И вид, открывшийся вдруг с дороги на нечто невозможно огромное, неохватное ни взглядом, ни умом, лежащее где-то далеко внизу, в синем, бликующем на солнце, тумане. И стоило увидеть это, как сразу забылись и отступили муки, которые, казалось, не забудутся никогда. Потому уже не забудутся, что никогда не прекратятся. Продвижение горячего, воняющего бензином ЗИМа-такси по извилистой дороге — потом, через много лет, выяснилось, что это была старая Крымская дорога, а новую тогда ещё не построили — вправо, влево, вверх, верх, и опять поворот за поворотом, зигзаг за зигзагом. И я всё чаще мычу плотно закрытым ртом «ма-а-а-а» — чтобы остановили машину, — и мучительно блюю через открытую дверь, наклоняясь к каменистой земле лицом, не ступая на неё, не выходя, через порог. И как только машина снова трогается, как только она набирает скорость и заходит на очередной вираж, мне опять становится плохо и дурно, и я сквозь тошноту ною, прошу, умоляю: «Мама, давай выйдем, я пешком пойду, ничего, что далеко, ничего, что в гору, я пойду, только давай выйдем, выйдем из этой чёрной машины».

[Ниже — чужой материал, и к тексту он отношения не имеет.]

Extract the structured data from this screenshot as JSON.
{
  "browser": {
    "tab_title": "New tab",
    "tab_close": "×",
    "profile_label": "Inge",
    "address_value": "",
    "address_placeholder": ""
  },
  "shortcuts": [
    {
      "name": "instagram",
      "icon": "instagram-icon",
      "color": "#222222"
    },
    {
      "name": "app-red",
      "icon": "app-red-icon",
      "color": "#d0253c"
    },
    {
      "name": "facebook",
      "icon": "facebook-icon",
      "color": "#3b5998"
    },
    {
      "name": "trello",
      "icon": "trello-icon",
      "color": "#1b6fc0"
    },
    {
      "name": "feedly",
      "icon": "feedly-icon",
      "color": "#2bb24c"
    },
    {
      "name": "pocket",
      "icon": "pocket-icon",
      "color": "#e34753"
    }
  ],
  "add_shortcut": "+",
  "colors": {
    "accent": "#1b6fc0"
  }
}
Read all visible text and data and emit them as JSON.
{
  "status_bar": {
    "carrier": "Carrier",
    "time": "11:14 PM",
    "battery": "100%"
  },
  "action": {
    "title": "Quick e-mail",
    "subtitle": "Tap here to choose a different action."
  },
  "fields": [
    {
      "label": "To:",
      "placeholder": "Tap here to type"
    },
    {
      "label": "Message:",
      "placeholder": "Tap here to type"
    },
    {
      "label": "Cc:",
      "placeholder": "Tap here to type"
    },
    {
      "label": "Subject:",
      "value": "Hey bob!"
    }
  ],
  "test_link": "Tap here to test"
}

И ощущение пальцами девичьего соска. Податливого, в пупырышках. И мягкой груди. У шестнадцатилетней девочки была мягкая грудь. И вся она была мягкая. Не толстая и не полная. А мягкая. Мягкие губы, мягкий взгляд сквозь очки, мягкая походка, мягкий голос, мягкое имя Оля. Всё мягкое. И твёрдое, чуть ли не злое «нет», когда я позволял себе лишнее или то, что казалось ей лишним. Она не говорила общепринятое «не надо», она говорила «нет». И возвращала мою ладонь к себе на грудь. Это по её понятиям было можно. И наверное, наверняка, ей нравилось, доставляло удовольствие…
Я жалею даже о другом моём впечатлении, тоже, к слову, впечатлении от груди и тоже первом. После Оли я познакомился с женщиной — как познакомился, уже не помню и, скорее всего, никогда не вспомню — видимо, слишком буднично и необязательно это произошло. Она была старше меня, и у неё в доме рос капризный глупый ребёнок. И она при мне и при свете дня разделась. И сняв бюстгальтер, швырнула его на спинку стула, где он запутался, как в проводах. И я увидел два вялых, болтающихся, свисающих с тела мешочка, похожих на спущенные резиновые шарики со случайно оставшимся в них воздухом. Это было так не похоже на женскую (в моём представлении) грудь, на грудь Оли, что я не запомнил главного — как перестал быть мальчиком. Никаких впечатлений от этого исторического то ли факта, то ли акта у меня не осталось и в ощущениях не сохранилось. Настолько меня поразили эти бесформенные жалкие мешочки. Я всё время о них думал и кожей их чувствовал, они всё время тёрлись о меня и мешали мне сосредоточиться на основном.